Friday, February 29, 2008

Why Roland Barhtes could not - try as he might - become a marxist

In an earlier post I addressed the mythical structure of computer games. I believe a further post is needed justify this in the face of the predominant structuralist approach to myth that Barthes inherited from Levi-Strauss. The structuralist conception of myth is that of “a mode of signification, a form.” (Barthes 1972, 109) This kind of reading is, as Bourdieu (1991, 164) noted in regard to Levi-Strauss: “Proceeding, in accordance with Schelling’s wish, to be properly tautegorical (in opposition to allegorical) reading which refers the myth to nothing outside itself, structural analysis aims at laying bare the structure immanent in each symbolic production.” That is to say, in other words, it is hermetic, or to put still another way, it is ahistorical. Then one need not wonder why Barhtes' would be marxist part of Mythologies is so unconvincing.
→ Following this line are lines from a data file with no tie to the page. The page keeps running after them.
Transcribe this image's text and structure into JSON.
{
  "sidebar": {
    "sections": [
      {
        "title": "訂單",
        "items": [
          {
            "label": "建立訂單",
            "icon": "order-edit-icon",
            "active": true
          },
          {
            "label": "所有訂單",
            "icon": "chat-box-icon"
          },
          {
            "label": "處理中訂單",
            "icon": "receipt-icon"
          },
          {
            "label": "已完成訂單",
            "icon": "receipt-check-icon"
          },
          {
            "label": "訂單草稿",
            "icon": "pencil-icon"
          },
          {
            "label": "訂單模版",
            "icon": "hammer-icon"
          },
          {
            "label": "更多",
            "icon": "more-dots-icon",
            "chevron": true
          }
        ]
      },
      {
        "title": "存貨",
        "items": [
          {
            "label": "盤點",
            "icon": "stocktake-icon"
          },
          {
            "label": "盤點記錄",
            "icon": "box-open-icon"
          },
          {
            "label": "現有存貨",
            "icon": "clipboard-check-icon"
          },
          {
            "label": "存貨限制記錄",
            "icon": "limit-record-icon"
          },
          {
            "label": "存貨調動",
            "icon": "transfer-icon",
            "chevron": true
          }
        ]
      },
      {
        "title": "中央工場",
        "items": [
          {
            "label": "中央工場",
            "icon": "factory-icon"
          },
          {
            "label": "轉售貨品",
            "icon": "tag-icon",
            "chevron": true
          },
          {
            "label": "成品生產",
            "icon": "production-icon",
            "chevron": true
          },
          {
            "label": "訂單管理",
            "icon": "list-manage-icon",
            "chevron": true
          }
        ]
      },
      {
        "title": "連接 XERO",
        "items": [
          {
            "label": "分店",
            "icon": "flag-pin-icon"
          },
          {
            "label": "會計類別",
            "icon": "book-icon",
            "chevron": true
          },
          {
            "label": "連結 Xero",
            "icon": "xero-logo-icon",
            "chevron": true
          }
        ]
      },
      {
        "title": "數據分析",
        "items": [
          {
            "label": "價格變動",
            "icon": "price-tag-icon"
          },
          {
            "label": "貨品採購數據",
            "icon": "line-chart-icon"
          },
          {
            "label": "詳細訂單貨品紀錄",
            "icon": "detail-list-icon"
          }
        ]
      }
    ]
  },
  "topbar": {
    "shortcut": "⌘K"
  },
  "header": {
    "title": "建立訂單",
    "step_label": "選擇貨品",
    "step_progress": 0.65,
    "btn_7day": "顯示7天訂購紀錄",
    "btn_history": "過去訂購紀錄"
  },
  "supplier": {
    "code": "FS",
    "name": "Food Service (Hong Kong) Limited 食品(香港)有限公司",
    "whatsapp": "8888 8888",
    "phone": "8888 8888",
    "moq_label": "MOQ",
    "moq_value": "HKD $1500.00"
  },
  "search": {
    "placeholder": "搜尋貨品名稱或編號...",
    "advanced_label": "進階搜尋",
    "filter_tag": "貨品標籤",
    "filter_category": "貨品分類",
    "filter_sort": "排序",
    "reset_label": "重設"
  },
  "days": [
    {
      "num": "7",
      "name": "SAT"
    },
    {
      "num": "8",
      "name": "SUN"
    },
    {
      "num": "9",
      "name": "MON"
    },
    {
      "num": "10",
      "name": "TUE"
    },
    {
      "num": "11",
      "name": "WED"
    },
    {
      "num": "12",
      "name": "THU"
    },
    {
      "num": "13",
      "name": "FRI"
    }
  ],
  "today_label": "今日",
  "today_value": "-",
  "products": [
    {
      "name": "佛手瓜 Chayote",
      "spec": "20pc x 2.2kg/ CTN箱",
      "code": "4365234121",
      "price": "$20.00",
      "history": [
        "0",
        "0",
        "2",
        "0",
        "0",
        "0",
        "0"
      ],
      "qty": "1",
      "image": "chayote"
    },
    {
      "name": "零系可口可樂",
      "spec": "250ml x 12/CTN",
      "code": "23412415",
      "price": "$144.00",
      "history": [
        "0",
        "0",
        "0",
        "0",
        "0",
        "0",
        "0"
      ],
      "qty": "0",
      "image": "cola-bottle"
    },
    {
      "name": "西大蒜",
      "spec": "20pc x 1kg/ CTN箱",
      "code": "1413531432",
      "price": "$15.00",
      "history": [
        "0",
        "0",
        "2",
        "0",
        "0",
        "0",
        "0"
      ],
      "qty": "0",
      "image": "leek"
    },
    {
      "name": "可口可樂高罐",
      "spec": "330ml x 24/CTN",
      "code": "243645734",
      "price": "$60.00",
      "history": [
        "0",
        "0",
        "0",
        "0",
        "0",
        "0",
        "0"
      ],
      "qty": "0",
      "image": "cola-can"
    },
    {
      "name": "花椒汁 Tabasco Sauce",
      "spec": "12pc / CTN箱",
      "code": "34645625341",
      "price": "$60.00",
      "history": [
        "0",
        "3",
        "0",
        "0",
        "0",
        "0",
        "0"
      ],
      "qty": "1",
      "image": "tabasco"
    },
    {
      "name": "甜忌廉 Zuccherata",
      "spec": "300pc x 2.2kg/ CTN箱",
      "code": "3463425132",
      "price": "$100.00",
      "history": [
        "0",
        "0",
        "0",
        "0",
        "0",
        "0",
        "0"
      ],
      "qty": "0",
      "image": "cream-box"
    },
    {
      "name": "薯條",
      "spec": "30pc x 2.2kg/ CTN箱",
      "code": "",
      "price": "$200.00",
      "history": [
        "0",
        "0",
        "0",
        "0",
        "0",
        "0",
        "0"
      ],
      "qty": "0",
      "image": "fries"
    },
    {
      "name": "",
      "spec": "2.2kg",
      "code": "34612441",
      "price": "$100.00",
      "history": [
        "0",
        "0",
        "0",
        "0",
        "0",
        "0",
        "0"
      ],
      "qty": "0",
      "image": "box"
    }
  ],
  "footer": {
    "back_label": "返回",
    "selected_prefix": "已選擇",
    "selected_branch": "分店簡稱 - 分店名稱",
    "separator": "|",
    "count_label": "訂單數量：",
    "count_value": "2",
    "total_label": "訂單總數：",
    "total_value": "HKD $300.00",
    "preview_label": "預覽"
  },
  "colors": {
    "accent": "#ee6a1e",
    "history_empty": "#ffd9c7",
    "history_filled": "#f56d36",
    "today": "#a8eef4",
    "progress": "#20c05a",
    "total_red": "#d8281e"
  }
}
Historically speaking art takes the form of myth in the function of what Habermas (1962/1990) has called "representative publicity", the ritual representation of feudal authority. It is ritual that inscribes art with mythological meaning, closes the reading, imposes a pattern of signal and noise. When Barthes (1978) claimed that "art is without noise", he failed to contextualize this claim to the specific historical context of bourgeois autonomous (or rather quasi-autonomous, as Bürger (1974/2005) claimed) art. Two factors emancipated art from under ritual practices: technical reproducibility and commodification. Both processes made it impossible to limit the use of art to ritual practice in which mythical meaning could be superimposed - a basic condition, the monopoly over the use of art, was no longer met.

The problem with structuralist analysis of myth is firstly that it obscures the historical specificity of myth. If myth exists in bourgeois society it is qualitatively different from the one in feudal society, it is reproduced through different mechanisms and is sure to be received, or "read", differently because of different social conditions. Secondly a purely tautegorical analysis of myth has no emancipatory potential. Knowing about the structure of myth does not mean we can be free from it. For that the analysis of social forces and formations that create it is needed.

References:
Barthes, Roland. . Introduction to the Structural Analysis of Narratives. In Image, Music, Text. New York: Hill and Wang

Benjamin, Walter. 1936/2006. Das Kunstwerk im Zeitalter seiner technischen Reproduzierbarkeit. Frankfurt am Main: Suhrkamp.

Bourdieu, Pierre. 1992. Language & Symbolic Power. Cambridge: Polity Press.

Bürger, Peter. 1974/2005: Theorie der Avantgarde. Frankfurt am Main. Suhrkamp.

Habermas, Jürgen. 1962/1990. Strukturwandel der Öffentlichkeit. Frankfurt am Main: Suhrkamp.

Horkheimer, Max and Theodor W. Adorno. 1947/2004. Dialektik der Aufklärung. Frankfurt am Main: Fischer.